No matter if he has played next to Kirk Hinrich or Nate Robinson, as he did against Milwaukee, Hamilton looks more like his usual self. Hinrich missed Tuesday’s game with a minor thumb injury.
“He’s feeling a lot better this year, and I think it’s showing,” Bulls coach Tom Thibodeau said of Hamilton. “He puts a lot of pressure on a defense, because you really have to put two (defenders) on him, and if you don’t he’s going to knock those shots down all day.”
Hamilton considers last season an aberration. Not only was there a shortened training camp and condensed season, thanks to the lockout, Hamilton also didn’t even join the Bulls until Dec. 14 after accepting a buyout from the Pistons. That was just 11 days before the season opener against the Los Angeles Lakers.
“It’s odd,” he said. “It’s not like you’ve got a summer to go into a new organization, or a training camp. It’s like, ‘Bam. All right, I’m here.’ Time to play the first preseason game. You’re learning everything on the fly. I just tried to stay professional.”

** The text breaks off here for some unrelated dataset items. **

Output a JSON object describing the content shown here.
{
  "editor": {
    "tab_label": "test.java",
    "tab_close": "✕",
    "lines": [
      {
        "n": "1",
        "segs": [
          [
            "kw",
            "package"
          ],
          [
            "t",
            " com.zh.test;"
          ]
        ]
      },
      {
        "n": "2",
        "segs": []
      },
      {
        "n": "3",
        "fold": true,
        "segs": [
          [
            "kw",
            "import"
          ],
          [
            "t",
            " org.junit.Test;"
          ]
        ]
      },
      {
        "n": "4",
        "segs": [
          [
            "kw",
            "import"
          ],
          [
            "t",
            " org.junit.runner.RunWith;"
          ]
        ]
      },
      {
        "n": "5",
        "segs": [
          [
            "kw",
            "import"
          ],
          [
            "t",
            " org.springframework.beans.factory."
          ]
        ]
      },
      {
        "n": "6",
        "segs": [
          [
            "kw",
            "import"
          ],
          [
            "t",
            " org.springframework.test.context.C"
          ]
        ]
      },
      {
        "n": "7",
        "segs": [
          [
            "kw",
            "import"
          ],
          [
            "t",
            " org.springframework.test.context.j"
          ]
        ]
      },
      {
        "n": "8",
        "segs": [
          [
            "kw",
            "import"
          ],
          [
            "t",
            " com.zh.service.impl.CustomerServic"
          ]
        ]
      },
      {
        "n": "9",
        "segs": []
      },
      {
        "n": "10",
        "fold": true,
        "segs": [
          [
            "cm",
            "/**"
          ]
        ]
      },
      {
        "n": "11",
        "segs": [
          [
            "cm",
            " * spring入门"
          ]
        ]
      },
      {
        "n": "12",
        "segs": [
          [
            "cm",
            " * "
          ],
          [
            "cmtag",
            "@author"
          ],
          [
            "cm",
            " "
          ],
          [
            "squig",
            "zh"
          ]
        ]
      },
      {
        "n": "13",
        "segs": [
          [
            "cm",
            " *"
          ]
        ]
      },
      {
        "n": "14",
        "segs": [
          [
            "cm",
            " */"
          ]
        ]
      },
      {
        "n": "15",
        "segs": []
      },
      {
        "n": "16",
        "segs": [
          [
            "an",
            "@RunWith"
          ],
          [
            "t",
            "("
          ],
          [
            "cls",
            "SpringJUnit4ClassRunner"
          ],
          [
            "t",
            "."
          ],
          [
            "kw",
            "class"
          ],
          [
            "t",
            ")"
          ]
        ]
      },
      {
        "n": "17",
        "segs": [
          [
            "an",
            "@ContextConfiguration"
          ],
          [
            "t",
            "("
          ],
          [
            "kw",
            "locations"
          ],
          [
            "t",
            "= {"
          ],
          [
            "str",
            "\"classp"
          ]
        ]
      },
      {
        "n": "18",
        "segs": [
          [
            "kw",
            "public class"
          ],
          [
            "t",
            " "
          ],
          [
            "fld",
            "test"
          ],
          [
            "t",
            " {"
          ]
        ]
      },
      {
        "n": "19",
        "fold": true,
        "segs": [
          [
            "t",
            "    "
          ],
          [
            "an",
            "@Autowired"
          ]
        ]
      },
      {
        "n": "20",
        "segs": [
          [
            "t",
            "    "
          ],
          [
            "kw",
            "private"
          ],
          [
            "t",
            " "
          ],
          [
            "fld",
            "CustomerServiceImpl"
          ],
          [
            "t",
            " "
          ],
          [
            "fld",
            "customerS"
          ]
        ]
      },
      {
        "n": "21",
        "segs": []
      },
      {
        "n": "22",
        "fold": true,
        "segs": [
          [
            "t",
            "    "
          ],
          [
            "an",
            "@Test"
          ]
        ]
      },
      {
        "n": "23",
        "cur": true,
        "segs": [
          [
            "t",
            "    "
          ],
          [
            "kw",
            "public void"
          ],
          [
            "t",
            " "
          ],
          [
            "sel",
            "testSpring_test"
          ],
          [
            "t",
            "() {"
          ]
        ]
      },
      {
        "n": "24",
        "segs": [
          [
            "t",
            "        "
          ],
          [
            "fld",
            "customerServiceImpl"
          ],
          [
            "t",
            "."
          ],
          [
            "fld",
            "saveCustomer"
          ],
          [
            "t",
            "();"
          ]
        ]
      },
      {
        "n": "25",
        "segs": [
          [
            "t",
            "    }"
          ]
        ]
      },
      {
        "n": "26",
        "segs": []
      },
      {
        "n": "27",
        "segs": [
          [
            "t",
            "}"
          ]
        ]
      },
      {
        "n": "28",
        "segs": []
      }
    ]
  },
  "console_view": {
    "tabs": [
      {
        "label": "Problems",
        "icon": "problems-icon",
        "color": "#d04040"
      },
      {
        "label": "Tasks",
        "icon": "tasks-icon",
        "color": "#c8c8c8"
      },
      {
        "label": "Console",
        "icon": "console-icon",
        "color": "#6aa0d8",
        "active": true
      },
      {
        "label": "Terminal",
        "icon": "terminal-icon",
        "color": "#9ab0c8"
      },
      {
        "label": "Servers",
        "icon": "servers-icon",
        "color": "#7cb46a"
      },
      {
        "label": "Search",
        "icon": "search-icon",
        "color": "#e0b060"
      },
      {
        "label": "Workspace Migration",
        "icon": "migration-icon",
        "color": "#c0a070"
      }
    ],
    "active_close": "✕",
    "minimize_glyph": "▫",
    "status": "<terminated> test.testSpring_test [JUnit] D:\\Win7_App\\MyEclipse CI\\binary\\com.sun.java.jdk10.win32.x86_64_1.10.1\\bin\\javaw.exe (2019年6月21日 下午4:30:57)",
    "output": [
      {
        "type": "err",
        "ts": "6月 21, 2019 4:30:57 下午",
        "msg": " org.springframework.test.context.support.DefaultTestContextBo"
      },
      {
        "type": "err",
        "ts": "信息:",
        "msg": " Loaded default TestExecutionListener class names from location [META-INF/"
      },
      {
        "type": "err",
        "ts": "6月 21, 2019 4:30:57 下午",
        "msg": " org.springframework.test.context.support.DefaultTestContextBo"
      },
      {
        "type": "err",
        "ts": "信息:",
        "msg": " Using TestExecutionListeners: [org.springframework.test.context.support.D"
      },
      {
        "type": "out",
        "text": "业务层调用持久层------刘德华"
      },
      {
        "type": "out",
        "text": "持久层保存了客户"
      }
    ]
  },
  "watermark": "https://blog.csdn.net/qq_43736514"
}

Being professional didn’t help much when Hamilton suffered a groin injury in the season’s fourth game. Then there was a thigh issue and shoulder injury. He ended up averaging 11.6 points, lowest since his rookie year.
“The one thing I tried to do was stay positive,” he said. “Me and (Los Angeles Clippers guard) Chauncey (Billups) used to talk all the time. He went down with an Achilles, the first time he’d been hurt in a long time. It was a crazy year for everybody, not just players — the fans and everybody else.”
By the time the playoffs roll around again, Hamilton will have turned 35. He says he thinks all the time about how much longer he wants to play but didn’t offer any details.
For now, he’s just hoping the Rose window can be opened again in the spring.